Holotype: In the Canterbury Museum, Christchurch. Rays five, R 105 mm, r 62 mm.
Anthenoides Perrier, 1881
Body covered by a membrane which is superficially smooth and rather thick, obscuring the underlying granules during life, though these become visible after drying. Secondary small abactinal plates on either side of the median carinal series. Actinal intermediate areas large, the intermediate plates polygonal. Adambulacral armature comprising a furrow-comb, plus granules or subambulacral spines and pedicellariae. No abactinal or actinal spines.
This striking Indo-Pacific genus, though new to the fauna of New Zealand, is already known to be represented in Western Australia, where a small species, A. dubius H. L. Clark, has been taken. The New Zealand representative, on the other hand, is a large and handsome form, rivalling Dipsacaster magnificus.
Anthenoides granulosus Fisher Plate 1, Fig. B.
- Fisher, W. K., 1919. Bull. U.S. Nat. Mus., p. 328, Pl. 88 and 94.
Material Examined: One specimen, taken in 270 fathoms, off Mayor Island, Bay of Plenty, by Dr. R. K. Dell, at Dom. Mus. Station B.S.209. It is now in the collection of the Dominion Museum, No. Z Ech. 567.
Remarks: The specimen, the only one so far discovered in New Zealand waters, appears to be an adult and has 31–33 marginals in either series, from the IR to the arm-tip. The holotype of the species was taken in 265 fathoms off Mollucca Islands. The New Zealand specimen has relatively longer arms, R 135 mm, r 50 mm, R = 2 6 r (as against R = 2 r in the holotype); this difference is, however, probably due to the greater size of the New Zealand specimen, for in other respects there is close agreement.
The marginals are densely granulated, with coarser granules on the lateral margins of the proximal inferomarginals. The ambitus is defined by the projecting inferomarginals alone. The pedicellariae are largest on the proximal adambulacral plates, and smallest on the abactinal plates, where they resemble cleft granules. The adambulacral armature is characteristic of the species as described by Fisher, comprising (a) a furrow-comb of 6–9 uniform, delicate spines, deeply placed in the narrow furrow, (b) 2 or 3 coarse sub-ambulacral spines, one or two of which become enlarged on the distal half of the arm, (c) scattered granules and pedicellariae. The enlargement of the subambulacral spines on distal adambulacral plates, though mentioned by Fisher (1919), was not figured by him, and so an illustration of the condition in the New Zealand specimen is given here (Fig. B). From A. epixanthus Fisher, of Hawaii, the present specimen differs in possessing abactinal pedicellariae and in its adambulacral armature.

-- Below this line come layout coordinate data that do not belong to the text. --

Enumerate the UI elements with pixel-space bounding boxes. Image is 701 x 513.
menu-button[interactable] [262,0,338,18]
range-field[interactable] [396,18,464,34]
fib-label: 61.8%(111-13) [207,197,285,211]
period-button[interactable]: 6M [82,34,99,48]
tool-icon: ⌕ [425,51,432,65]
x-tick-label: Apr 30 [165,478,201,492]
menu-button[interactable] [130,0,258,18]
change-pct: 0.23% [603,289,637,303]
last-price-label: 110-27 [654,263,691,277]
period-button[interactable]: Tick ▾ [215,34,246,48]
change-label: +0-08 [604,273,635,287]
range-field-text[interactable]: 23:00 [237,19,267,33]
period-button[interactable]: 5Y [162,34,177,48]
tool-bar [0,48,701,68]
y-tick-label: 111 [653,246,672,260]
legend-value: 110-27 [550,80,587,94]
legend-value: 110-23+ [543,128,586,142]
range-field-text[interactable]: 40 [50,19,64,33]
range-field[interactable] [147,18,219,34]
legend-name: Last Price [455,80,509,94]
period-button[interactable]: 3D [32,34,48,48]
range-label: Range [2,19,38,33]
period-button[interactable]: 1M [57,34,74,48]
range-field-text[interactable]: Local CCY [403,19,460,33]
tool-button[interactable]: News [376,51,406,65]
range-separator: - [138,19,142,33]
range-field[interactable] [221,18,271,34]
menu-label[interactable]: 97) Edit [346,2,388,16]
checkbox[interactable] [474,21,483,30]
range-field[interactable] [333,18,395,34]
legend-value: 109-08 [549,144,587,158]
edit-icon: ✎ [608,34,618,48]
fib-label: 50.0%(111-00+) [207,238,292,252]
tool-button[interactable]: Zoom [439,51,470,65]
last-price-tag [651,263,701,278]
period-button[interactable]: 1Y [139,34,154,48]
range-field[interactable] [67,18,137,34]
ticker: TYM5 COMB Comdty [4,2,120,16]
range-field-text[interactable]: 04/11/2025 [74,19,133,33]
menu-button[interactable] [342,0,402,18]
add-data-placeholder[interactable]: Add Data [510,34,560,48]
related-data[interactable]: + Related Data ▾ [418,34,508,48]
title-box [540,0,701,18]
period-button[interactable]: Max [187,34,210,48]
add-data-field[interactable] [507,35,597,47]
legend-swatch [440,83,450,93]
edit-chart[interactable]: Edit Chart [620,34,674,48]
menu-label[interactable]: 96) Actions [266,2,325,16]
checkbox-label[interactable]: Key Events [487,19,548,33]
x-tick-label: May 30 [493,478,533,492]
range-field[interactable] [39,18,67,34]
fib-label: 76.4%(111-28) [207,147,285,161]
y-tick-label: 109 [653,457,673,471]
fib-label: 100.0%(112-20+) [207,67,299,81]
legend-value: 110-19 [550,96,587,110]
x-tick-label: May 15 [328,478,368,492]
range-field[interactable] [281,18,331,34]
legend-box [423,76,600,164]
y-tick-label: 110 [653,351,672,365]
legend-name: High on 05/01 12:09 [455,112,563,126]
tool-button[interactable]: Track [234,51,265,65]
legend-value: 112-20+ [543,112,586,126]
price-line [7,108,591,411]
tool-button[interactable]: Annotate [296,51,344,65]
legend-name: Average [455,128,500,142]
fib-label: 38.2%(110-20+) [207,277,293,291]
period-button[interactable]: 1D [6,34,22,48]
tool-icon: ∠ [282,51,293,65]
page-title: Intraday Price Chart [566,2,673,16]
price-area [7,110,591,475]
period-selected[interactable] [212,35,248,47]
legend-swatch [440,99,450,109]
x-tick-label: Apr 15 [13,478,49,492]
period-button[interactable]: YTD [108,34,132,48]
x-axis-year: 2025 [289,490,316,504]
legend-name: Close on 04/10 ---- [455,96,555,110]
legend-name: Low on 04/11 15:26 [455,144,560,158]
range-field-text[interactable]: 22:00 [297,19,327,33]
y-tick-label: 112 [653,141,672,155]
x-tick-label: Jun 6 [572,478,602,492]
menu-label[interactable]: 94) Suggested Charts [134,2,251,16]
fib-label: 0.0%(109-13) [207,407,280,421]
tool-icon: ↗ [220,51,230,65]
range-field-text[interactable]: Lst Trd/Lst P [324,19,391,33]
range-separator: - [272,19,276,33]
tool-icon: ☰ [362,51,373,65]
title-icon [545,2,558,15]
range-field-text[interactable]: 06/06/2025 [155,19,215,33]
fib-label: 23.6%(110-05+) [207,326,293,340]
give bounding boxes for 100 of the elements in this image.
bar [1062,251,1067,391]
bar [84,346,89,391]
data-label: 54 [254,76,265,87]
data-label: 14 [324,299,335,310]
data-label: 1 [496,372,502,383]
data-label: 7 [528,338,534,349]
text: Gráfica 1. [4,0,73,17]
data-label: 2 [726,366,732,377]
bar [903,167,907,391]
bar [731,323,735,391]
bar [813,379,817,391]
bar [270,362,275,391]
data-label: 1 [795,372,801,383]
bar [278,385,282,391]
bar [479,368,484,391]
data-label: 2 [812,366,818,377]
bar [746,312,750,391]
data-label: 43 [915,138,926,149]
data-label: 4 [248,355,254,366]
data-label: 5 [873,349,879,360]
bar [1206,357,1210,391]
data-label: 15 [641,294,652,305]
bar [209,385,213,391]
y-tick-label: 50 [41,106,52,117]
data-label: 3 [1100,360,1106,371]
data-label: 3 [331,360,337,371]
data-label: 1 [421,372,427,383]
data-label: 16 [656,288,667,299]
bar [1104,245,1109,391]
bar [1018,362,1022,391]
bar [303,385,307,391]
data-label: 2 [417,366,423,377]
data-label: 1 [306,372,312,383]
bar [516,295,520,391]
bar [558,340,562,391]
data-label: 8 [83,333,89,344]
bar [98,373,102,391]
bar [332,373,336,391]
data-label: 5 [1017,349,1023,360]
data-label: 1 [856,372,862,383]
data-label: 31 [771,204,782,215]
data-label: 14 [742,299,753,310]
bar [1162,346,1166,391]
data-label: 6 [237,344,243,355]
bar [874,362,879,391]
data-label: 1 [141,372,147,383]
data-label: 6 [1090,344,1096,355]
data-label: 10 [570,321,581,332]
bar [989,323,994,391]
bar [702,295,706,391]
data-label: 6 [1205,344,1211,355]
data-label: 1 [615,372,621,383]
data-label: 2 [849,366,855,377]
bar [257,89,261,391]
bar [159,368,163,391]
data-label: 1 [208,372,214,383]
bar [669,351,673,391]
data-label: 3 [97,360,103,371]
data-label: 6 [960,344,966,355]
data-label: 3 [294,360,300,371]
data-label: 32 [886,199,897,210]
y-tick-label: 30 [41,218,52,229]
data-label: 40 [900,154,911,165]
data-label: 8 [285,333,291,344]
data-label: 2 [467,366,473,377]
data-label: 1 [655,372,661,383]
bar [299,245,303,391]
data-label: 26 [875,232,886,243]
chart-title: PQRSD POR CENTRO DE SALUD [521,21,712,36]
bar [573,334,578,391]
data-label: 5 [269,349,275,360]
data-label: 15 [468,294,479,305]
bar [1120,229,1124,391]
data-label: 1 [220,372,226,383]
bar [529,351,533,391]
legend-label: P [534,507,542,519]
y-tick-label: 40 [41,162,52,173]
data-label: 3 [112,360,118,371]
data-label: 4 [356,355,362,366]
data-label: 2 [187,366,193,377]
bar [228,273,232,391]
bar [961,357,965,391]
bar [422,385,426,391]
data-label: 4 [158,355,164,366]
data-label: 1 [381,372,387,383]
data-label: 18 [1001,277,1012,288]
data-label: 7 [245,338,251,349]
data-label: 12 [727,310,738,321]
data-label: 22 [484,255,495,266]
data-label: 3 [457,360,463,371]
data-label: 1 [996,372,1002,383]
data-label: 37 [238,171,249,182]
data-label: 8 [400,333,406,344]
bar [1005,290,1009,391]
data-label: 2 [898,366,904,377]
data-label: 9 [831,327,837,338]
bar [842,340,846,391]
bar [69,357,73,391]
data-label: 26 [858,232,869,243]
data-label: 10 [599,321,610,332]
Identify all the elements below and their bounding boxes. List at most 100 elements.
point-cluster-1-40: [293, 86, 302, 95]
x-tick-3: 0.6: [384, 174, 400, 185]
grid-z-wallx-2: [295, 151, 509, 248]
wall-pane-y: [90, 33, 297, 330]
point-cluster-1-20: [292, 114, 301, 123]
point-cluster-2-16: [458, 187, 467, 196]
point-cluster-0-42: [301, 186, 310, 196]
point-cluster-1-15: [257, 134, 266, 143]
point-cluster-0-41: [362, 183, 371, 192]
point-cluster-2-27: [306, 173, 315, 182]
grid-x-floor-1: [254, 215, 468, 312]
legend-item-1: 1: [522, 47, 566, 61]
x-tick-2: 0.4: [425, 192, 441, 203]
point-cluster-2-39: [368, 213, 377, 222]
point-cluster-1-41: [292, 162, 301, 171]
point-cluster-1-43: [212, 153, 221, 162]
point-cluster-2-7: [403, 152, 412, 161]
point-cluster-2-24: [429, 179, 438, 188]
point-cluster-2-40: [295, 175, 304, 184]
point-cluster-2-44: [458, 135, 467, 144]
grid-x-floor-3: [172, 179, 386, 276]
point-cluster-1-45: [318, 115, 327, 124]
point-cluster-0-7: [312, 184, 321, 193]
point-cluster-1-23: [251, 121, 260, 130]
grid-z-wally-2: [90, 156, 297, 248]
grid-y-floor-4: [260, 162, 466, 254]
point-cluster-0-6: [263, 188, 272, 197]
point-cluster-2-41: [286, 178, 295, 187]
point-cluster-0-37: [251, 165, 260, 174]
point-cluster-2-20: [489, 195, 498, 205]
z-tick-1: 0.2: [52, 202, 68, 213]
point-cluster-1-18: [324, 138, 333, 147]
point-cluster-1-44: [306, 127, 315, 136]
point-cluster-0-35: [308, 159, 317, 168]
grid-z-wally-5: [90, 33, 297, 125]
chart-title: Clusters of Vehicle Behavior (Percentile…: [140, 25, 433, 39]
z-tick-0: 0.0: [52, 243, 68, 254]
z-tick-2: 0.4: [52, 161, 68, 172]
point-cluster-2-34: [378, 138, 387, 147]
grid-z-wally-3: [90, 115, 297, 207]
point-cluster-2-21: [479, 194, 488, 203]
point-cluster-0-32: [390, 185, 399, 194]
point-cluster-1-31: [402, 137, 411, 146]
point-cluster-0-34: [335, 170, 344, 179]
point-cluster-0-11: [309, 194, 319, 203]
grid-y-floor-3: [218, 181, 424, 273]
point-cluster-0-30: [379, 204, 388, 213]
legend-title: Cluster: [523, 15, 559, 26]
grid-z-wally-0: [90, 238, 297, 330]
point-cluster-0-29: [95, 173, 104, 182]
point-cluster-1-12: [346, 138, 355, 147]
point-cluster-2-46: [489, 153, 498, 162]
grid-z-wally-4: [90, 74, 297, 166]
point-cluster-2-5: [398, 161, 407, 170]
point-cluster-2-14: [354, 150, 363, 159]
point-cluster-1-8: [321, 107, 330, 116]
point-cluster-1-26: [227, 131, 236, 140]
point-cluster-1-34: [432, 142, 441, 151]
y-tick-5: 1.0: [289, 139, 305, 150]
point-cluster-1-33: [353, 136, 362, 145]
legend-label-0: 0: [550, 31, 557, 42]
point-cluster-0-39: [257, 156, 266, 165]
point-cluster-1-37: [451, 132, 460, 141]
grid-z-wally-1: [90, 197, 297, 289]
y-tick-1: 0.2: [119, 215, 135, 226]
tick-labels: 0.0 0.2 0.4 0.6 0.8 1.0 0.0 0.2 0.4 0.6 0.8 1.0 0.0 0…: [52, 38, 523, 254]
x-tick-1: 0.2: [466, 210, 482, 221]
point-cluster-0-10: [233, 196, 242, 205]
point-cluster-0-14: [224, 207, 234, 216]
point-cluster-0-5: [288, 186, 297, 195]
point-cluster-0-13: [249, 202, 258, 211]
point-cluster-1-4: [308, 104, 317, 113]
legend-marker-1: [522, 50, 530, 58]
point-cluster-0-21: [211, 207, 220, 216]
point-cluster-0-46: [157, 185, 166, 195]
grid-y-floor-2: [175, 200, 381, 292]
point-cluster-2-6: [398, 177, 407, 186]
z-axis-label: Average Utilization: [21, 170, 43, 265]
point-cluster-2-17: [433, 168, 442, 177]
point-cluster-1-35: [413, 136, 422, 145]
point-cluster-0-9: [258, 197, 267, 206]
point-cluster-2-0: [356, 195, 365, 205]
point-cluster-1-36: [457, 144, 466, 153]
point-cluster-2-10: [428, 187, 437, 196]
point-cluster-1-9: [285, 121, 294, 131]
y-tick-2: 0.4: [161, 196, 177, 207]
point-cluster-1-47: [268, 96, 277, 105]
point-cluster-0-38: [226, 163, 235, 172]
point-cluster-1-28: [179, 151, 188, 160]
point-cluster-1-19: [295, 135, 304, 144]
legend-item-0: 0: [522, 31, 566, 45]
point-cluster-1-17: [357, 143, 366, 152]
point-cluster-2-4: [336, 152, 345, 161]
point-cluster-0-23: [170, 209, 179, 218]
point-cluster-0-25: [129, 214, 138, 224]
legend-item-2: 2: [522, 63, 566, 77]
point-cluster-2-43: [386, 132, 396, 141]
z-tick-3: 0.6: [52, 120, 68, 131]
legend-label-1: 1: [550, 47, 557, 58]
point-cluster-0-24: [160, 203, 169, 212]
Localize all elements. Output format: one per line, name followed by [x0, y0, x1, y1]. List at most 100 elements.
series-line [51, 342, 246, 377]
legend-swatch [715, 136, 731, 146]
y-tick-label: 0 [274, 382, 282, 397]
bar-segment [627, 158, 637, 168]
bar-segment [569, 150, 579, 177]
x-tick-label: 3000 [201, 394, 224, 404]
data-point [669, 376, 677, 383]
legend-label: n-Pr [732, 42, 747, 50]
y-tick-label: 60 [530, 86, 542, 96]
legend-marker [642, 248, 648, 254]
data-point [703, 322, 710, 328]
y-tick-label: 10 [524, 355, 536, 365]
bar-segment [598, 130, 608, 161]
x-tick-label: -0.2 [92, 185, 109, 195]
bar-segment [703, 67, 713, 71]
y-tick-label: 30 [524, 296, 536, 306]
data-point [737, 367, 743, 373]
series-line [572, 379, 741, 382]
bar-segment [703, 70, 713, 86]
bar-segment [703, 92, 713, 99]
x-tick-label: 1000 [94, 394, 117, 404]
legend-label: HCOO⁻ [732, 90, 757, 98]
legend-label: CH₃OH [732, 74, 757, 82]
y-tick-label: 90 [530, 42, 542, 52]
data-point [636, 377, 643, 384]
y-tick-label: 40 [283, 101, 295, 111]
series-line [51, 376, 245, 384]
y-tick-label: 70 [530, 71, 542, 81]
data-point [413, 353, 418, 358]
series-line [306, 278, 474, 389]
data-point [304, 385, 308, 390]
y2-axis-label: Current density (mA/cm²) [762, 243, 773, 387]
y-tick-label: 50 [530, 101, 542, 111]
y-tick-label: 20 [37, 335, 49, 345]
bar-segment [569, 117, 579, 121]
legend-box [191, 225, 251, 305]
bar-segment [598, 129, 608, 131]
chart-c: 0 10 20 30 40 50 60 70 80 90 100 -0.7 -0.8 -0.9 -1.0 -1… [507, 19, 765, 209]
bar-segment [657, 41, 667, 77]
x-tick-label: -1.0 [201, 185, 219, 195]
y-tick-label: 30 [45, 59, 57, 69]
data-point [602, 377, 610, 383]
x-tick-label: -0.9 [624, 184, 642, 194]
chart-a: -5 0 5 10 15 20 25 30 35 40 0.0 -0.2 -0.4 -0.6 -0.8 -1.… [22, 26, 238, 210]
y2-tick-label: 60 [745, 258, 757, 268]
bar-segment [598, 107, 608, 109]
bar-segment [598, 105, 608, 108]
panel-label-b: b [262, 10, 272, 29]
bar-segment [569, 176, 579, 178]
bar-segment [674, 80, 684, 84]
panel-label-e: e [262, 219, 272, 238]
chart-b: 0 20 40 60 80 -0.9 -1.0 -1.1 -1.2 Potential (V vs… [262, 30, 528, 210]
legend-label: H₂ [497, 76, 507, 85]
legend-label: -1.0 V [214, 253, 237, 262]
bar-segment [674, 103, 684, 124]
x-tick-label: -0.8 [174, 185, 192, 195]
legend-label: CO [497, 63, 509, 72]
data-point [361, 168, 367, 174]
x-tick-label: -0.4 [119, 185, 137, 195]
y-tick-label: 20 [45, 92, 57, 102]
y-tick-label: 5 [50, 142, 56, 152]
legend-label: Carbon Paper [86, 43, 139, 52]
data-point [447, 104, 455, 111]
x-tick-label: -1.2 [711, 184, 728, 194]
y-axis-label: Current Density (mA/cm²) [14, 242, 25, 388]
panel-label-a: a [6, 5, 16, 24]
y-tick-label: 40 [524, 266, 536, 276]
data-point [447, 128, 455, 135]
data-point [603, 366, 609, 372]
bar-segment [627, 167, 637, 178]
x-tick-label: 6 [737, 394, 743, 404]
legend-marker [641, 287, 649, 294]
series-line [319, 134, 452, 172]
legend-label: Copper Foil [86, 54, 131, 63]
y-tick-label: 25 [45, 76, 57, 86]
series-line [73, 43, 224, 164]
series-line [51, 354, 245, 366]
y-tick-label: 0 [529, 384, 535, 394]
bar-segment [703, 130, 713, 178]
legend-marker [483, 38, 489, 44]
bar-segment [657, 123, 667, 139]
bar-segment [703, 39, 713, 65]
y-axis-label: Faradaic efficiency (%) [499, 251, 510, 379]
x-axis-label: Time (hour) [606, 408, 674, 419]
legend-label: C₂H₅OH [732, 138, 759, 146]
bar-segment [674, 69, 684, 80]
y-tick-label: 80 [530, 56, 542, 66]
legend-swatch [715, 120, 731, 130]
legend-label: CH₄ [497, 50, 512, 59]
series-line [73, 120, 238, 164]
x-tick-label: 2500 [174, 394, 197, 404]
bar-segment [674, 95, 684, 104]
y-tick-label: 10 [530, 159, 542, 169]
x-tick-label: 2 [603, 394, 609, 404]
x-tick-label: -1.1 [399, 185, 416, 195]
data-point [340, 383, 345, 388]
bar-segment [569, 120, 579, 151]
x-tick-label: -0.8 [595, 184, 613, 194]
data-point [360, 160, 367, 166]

The presence of this Indonesian sea-star in the Bay of Plenty gives further ground for regarding the area as falling within the Aupourian marine province, where northern elements of the fauna are most evident.
Pentagonaster Gray, 1840
Pentagonaster pulchellus Gray
- Gray, J. E., 1840. Ann. Mag. Nat. Hist. VI, p. 280.
Material Examined: Although this beautiful sea-star is well-known from quite shallow water, 3–40 fathoms, it has not previously been taken from the continental slope. Seven specimens now in the Dominion Museum were taken by Dr. R. K. Dell from the edge of Canyon A, off East Otago, at Dom. Mus. Station B.S.189 in 120 fathoms. Dell (personal communication) considers it not unlikely that they had fallen into the canyon, as some shelf mollusca were found to be living under similar circumstances.